There were 118 households, of which 37.3% had children under the age of 18 living with them, 52.5% were married couples living together, 11.0% had a female householder with no husband present, 7.6% had a male householder with no wife present, and 28.8% were non-families. 26.3% of all households were made up of individuals, and 9.3% had someone living alone who was 65 years of age or older. The average household size was 2.58 and the average family size was 3.00.

The median age in the village was 31.7 years. 27.3% of residents were under the age of 18; 8.9% were between the ages of 18 and 24; 29.3% were from 25 to 44; 25.3% were from 45 to 64; and 9.2% were 65 years of age or older. The gender makeup of the village was 52.6% male and 47.4% female.

===2000 census===
As of the census of 2000, there were 335 people, 124 households, and 89 families living in the village. The population density was 2,038.5 PD/sqmi. There were 135 housing units at an average density of 821.5 /sqmi. The racial makeup of the village was 99.10% White, 0.30% Native American, 0.30% Asian, and 0.30% from two or more races.

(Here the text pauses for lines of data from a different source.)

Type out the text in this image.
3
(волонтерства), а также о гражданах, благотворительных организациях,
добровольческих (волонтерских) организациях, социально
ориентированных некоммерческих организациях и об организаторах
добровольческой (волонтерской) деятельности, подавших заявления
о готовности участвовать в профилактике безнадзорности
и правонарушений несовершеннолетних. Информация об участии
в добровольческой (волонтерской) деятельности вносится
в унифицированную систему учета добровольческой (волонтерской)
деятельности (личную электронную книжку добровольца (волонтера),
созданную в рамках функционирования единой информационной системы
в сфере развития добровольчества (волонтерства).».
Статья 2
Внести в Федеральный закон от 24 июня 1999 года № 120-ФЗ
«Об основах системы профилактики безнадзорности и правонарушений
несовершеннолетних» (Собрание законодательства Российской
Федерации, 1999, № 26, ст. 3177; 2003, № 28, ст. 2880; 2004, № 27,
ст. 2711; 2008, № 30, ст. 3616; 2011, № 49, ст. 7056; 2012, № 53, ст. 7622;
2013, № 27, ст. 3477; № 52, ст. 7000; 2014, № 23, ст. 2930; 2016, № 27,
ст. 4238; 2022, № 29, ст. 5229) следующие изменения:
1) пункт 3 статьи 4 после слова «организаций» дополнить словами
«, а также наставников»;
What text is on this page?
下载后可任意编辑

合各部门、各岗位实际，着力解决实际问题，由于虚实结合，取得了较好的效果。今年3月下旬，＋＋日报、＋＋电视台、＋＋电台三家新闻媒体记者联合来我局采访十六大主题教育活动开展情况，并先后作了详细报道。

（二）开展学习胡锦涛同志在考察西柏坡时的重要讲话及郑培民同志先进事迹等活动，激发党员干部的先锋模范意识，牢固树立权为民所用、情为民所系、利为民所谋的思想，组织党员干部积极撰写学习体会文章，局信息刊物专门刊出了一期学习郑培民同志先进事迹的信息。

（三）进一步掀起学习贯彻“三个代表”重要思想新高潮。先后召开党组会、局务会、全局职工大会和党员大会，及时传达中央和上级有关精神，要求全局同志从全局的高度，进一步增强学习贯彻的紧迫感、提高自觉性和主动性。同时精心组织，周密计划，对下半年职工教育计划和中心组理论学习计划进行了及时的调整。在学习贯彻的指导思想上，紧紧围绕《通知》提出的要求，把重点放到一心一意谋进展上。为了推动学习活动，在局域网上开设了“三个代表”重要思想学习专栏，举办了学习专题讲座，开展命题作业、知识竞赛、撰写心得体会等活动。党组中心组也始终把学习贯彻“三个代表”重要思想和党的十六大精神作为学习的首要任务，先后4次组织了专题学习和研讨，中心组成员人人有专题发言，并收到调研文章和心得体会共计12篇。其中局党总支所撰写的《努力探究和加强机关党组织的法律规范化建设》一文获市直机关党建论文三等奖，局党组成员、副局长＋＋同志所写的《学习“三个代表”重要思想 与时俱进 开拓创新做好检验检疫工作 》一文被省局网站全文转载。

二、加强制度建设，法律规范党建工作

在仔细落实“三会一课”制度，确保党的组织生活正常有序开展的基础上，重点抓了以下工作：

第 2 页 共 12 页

There were 124 households, out of which 37.1% had children under the age of 18 living with them, 61.3% were married couples living together, 5.6% had a female householder with no husband present, and 28.2% were non-families. 21.8% of all households were made up of individuals, and 8.9% had someone living alone who was 65 years of age or older. The average household size was 2.70 and the average family size was 3.17.

In the village, the population was spread out, with 29.6% under the age of 18, 9.3% from 18 to 24, 34.3% from 25 to 44, 18.2% from 45 to 64, and 8.7% who were 65 years of age or older. The median age was 32 years. For every 100 females there were 95.9 males. For every 100 females age 18 and over, there were 93.4 males.

The median income for a household in the village was $38,750, and the median income for a family was $39,063. Males had a median income of $31,042 versus $26,406 for females. The per capita income for the village was $14,141. About 3.5% of families and 6.6% of the population were below the poverty line, including 4.9% of those under age 18 and 12.0% of those age 65 or over.